Eine optimale Lösung habe ich selbstverständlich auch nicht. Ich bin kein Virologe, kein Epidemiologe und kein Mediziner. Als studierter Psychologe (und Mensch) weiß ich jedoch, was soziale Isolation und Misstrauen – gerade über längere Zeit – mit Menschen machen. Auch weiß ich, dass der Mensch als solcher Nähe und Berührungen braucht und bewegte Bilder auf dem Bildschirm des Computers diese nicht ersetzen können – längerfristig schon mal gar nicht.
Als Historiker weiß ich, dass Situationen, wie wir sie im Moment haben, Gesellschaften spalten und nachhaltig schädigen können. Wo sind die kritischen Stimmen bei den Grünen, bei den Linken? Ist es denn möglich, dass sich primär Parteien kritisch äußern, die sich ansonsten vornehmlich durch Neoliberalismus im einen und Fremdenfeindlichkeit im anderen Falle auszeichnen? Wir müssen sehr wachsam sein und bleiben, um ohne allzu große Coronateralschäden aus dieser Krise herauszukommen.

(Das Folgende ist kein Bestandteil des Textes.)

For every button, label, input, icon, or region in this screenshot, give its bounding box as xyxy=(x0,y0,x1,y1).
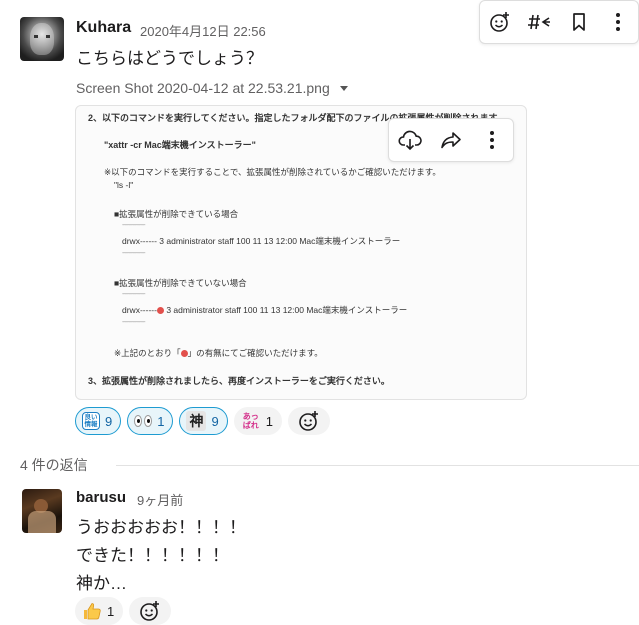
reply-timestamp[interactable]: 9ヶ月前 xyxy=(137,490,183,509)
file-name[interactable]: Screen Shot 2020-04-12 at 22.53.21.png xyxy=(76,80,330,96)
message-text: こちらはどうでしょう？ xyxy=(76,49,263,68)
reaction-count: 1 xyxy=(107,603,115,619)
add-reaction-button[interactable] xyxy=(287,407,330,435)
reaction-appare[interactable]: あっぱれ 1 xyxy=(233,407,282,435)
doc-dashes: ----------------- xyxy=(122,250,146,257)
replies-count-label: 4 件の返信 xyxy=(20,457,88,473)
message-actions-toolbar xyxy=(479,0,639,44)
doc-note: ※以下のコマンドを実行することで、拡張属性が削除されているかご確認いただけます。 xyxy=(104,167,441,177)
message-author[interactable]: Kuhara xyxy=(76,19,131,37)
reply-author-avatar[interactable] xyxy=(22,489,62,533)
reaction-count: 1 xyxy=(157,413,165,429)
reply-reaction-bar: 1 xyxy=(75,597,172,625)
good-info-emoji-icon: 良い情報 xyxy=(82,412,100,430)
more-icon[interactable] xyxy=(602,6,634,38)
chevron-down-icon[interactable] xyxy=(339,85,348,91)
attachment-actions-toolbar xyxy=(388,118,514,162)
doc-dashes: ----------------- xyxy=(122,291,146,298)
reaction-count: 9 xyxy=(105,413,113,429)
reaction-count: 9 xyxy=(211,413,219,429)
doc-line-removed: drwx------ 3 administrator staff 100 11 … xyxy=(122,236,401,246)
at-mark-icon xyxy=(156,307,164,315)
doc-step3: 3、拡張属性が削除されましたら、再度インストーラーをご実行ください。 xyxy=(88,376,390,386)
doc-line-not-removed: drwx------ 3 administrator staff 100 11 … xyxy=(122,305,408,315)
author-avatar[interactable] xyxy=(20,17,64,61)
add-reaction-icon[interactable] xyxy=(484,6,516,38)
reaction-bar: 良い情報 9 1 神 9 あっぱれ 1 xyxy=(75,407,330,435)
more-icon[interactable] xyxy=(476,124,508,156)
at-mark-icon xyxy=(180,350,188,358)
doc-ls-command: "ls -l" xyxy=(114,180,134,190)
replies-divider xyxy=(116,465,639,466)
add-reaction-button[interactable] xyxy=(129,597,172,625)
doc-case-not-removed: ■拡張属性が削除できていない場合 xyxy=(114,278,247,288)
kami-emoji-icon: 神 xyxy=(186,411,207,431)
appare-emoji-icon: あっぱれ xyxy=(242,412,259,430)
doc-confirm: ※上記のとおり「 」の有無にてご確認いただけます。 xyxy=(114,348,323,358)
add-reaction-icon xyxy=(299,411,318,431)
doc-dashes: ----------------- xyxy=(122,222,146,229)
eyes-emoji-icon xyxy=(134,415,153,427)
doc-case-removed: ■拡張属性が削除できている場合 xyxy=(114,209,239,219)
reply-text-line: うおおおおお！！！！ xyxy=(76,518,246,537)
reaction-count: 1 xyxy=(265,413,273,429)
add-reaction-icon xyxy=(140,601,160,621)
download-icon[interactable] xyxy=(394,124,426,156)
reaction-kami[interactable]: 神 9 xyxy=(179,407,228,435)
reply-text-line: 神か… xyxy=(76,574,127,593)
image-attachment[interactable]: 2、以下のコマンドを実行してください。指定したフォルダ配下のファイルの拡張属性が… xyxy=(75,105,527,400)
reaction-good-info[interactable]: 良い情報 9 xyxy=(75,407,122,435)
thumbs-up-icon xyxy=(84,603,101,620)
reaction-thumbs-up[interactable]: 1 xyxy=(75,597,124,625)
reply-thread-icon[interactable] xyxy=(523,6,555,38)
file-name-row[interactable]: Screen Shot 2020-04-12 at 22.53.21.png xyxy=(76,80,348,96)
share-icon[interactable] xyxy=(435,124,467,156)
reply-text-line: できた！！！！！！ xyxy=(76,546,229,565)
reply-author[interactable]: barusu xyxy=(76,489,126,506)
doc-dashes: ----------------- xyxy=(122,319,146,326)
bookmark-icon[interactable] xyxy=(563,6,595,38)
message-timestamp[interactable]: 2020年4月12日 22:56 xyxy=(140,21,266,40)
doc-command: "xattr -cr Mac端末機インストーラー" xyxy=(104,140,256,150)
reaction-eyes[interactable]: 1 xyxy=(127,407,174,435)
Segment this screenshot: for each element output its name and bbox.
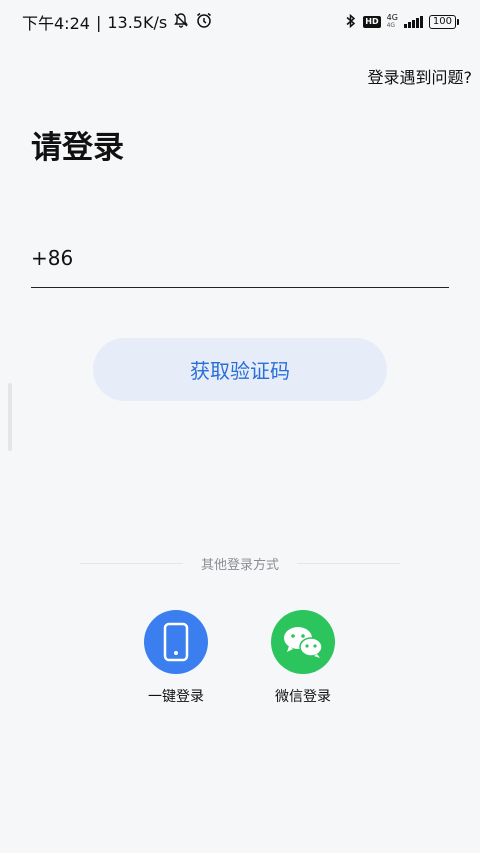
hd-badge: HD	[363, 16, 381, 28]
bluetooth-icon	[345, 13, 357, 32]
one-click-login-option[interactable]: 一键登录	[126, 610, 226, 706]
login-help-link[interactable]: 登录遇到问题?	[368, 64, 473, 88]
divider-line-left	[80, 562, 183, 564]
other-login-divider: 其他登录方式	[80, 553, 401, 573]
page-title: 请登录	[31, 130, 124, 166]
phone-input[interactable]	[83, 245, 449, 270]
divider-line-right	[297, 562, 401, 564]
wechat-login-label: 微信登录	[275, 689, 331, 705]
status-right: HD 4G 4G 100	[345, 13, 460, 32]
country-code-selector[interactable]: +86	[31, 246, 73, 270]
alarm-clock-icon	[195, 11, 213, 33]
status-separator: |	[95, 12, 102, 32]
phone-icon[interactable]	[144, 610, 208, 674]
side-drag-handle	[8, 383, 12, 451]
one-click-login-label: 一键登录	[148, 689, 204, 705]
other-login-label: 其他登录方式	[201, 557, 280, 573]
status-bar: 下午4:24 | 13.5K/s HD 4G 4G 100	[0, 0, 480, 44]
signal-icon	[403, 16, 423, 28]
phone-field[interactable]: +86	[31, 228, 449, 288]
network-type: 4G 4G	[386, 13, 398, 30]
battery-icon: 100	[428, 15, 460, 29]
status-left: 下午4:24 | 13.5K/s	[22, 10, 213, 34]
bell-muted-icon	[173, 12, 189, 32]
wechat-icon[interactable]	[271, 610, 335, 674]
status-time: 下午4:24	[22, 14, 90, 33]
wechat-login-option[interactable]: 微信登录	[253, 610, 353, 706]
network-speed: 13.5K/s	[107, 12, 168, 32]
get-verification-code-button[interactable]: 获取验证码	[93, 338, 387, 401]
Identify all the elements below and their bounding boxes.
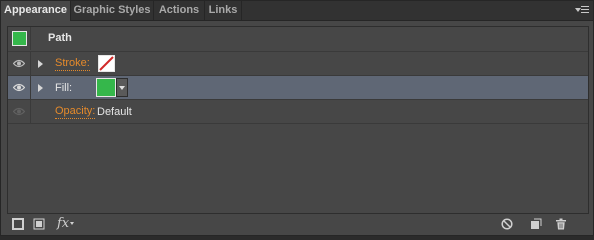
add-new-fill-icon[interactable] xyxy=(33,218,45,230)
expand-triangle-icon[interactable] xyxy=(38,84,43,92)
eye-icon xyxy=(13,107,25,116)
panel-footer: fx xyxy=(1,214,593,235)
tab-bar: Appearance Graphic Styles Actions Links xyxy=(1,1,593,21)
header-thumbnail-cell xyxy=(8,27,31,50)
duplicate-item-icon[interactable] xyxy=(530,218,542,230)
stroke-row[interactable]: Stroke: xyxy=(8,52,588,76)
stroke-visibility-cell[interactable] xyxy=(8,52,31,75)
opacity-label[interactable]: Opacity: xyxy=(55,106,96,119)
fill-visibility-cell[interactable] xyxy=(8,76,31,99)
header-row: Path xyxy=(8,27,588,52)
object-thumbnail-swatch xyxy=(12,31,27,46)
chevron-down-icon xyxy=(119,86,125,90)
tab-links[interactable]: Links xyxy=(205,1,242,20)
fx-label: fx xyxy=(57,216,70,231)
fill-swatch-dropdown[interactable] xyxy=(116,78,128,97)
eye-icon[interactable] xyxy=(13,59,25,68)
clear-appearance-icon[interactable] xyxy=(501,218,513,230)
stroke-label[interactable]: Stroke: xyxy=(55,58,90,71)
appearance-panel: Appearance Graphic Styles Actions Links … xyxy=(0,0,594,236)
appearance-list: Path Stroke: Fill: Opacity: Default xyxy=(7,26,589,214)
tab-appearance[interactable]: Appearance xyxy=(1,1,71,21)
fill-label: Fill: xyxy=(55,82,73,94)
opacity-visibility-cell xyxy=(8,100,31,123)
delete-item-icon[interactable] xyxy=(555,218,567,230)
fx-icon[interactable]: fx xyxy=(57,216,75,231)
expand-triangle-icon[interactable] xyxy=(38,60,43,68)
object-type-title: Path xyxy=(48,32,72,44)
fill-row[interactable]: Fill: xyxy=(8,76,588,100)
tab-actions[interactable]: Actions xyxy=(154,1,205,20)
opacity-row[interactable]: Opacity: Default xyxy=(8,100,588,124)
tab-graphic-styles[interactable]: Graphic Styles xyxy=(71,1,154,20)
eye-icon[interactable] xyxy=(13,83,25,92)
stroke-none-swatch[interactable] xyxy=(98,55,115,72)
fill-color-swatch[interactable] xyxy=(96,78,116,97)
opacity-value: Default xyxy=(97,106,132,118)
none-slash-icon xyxy=(99,56,114,71)
panel-menu-icon[interactable] xyxy=(575,4,589,16)
add-new-stroke-icon[interactable] xyxy=(12,218,24,230)
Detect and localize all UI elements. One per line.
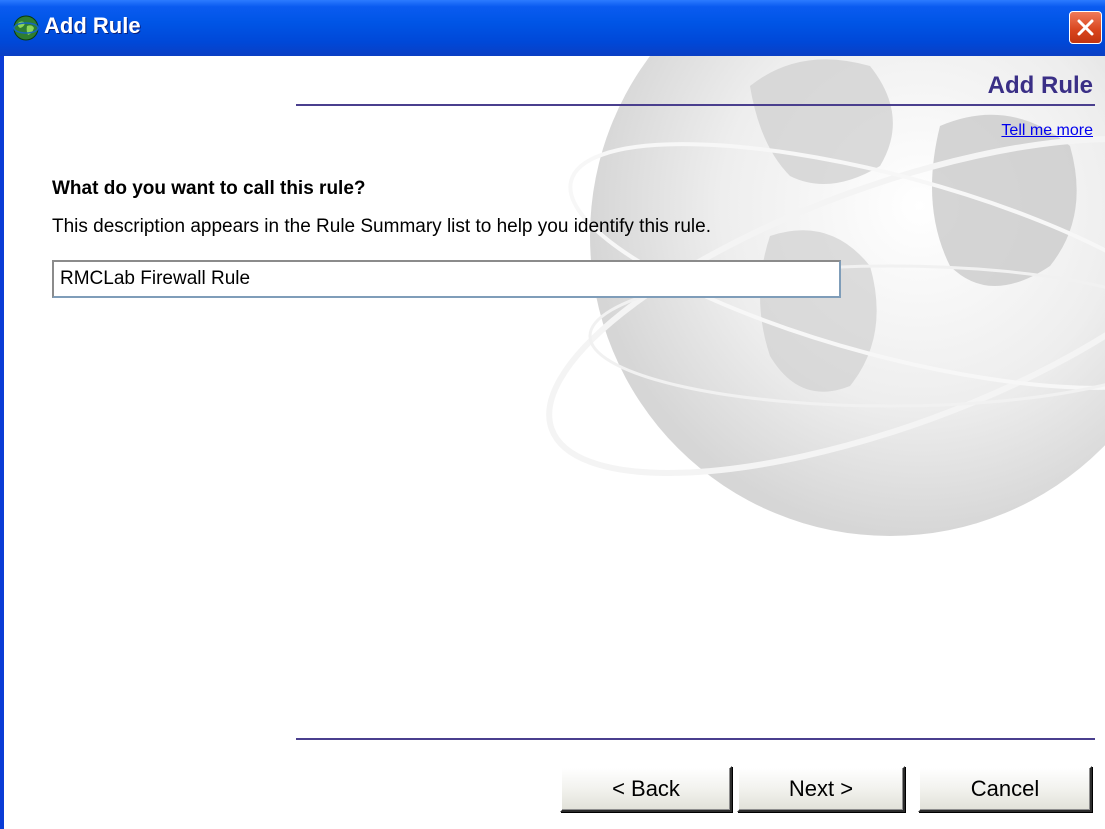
- back-button[interactable]: < Back: [560, 766, 732, 812]
- window-title: Add Rule: [44, 13, 141, 38]
- wizard-content: Add Rule Tell me more What do you want t…: [4, 56, 1105, 829]
- add-rule-dialog: Add Rule Add Rule Tell me more What do y…: [0, 0, 1105, 829]
- globe-icon: [12, 14, 40, 42]
- title-bar[interactable]: Add Rule: [0, 0, 1105, 56]
- tell-me-more-link[interactable]: Tell me more: [1001, 122, 1093, 140]
- close-button[interactable]: [1069, 11, 1102, 44]
- page-title: Add Rule: [987, 72, 1093, 99]
- window-border: [0, 0, 4, 829]
- footer-divider: [296, 738, 1095, 740]
- close-icon: [1077, 19, 1094, 36]
- cancel-button[interactable]: Cancel: [918, 766, 1092, 812]
- header-divider: [296, 104, 1095, 106]
- next-button[interactable]: Next >: [737, 766, 905, 812]
- rule-name-question: What do you want to call this rule?: [52, 178, 366, 199]
- rule-name-input[interactable]: [52, 260, 841, 298]
- rule-name-description: This description appears in the Rule Sum…: [52, 216, 711, 237]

Bereits seit März ist mir klar, dass das Löschwasser keinen größeren Schaden anrichten darf als das Feuer. Es wird gerade wieder viel Löschwasser verbraucht – für ein zugegebenermaßen wieder aufgeflammtes Feuer. Leider geschieht das genau so unreflektiert wie im März und April dieses Jahres.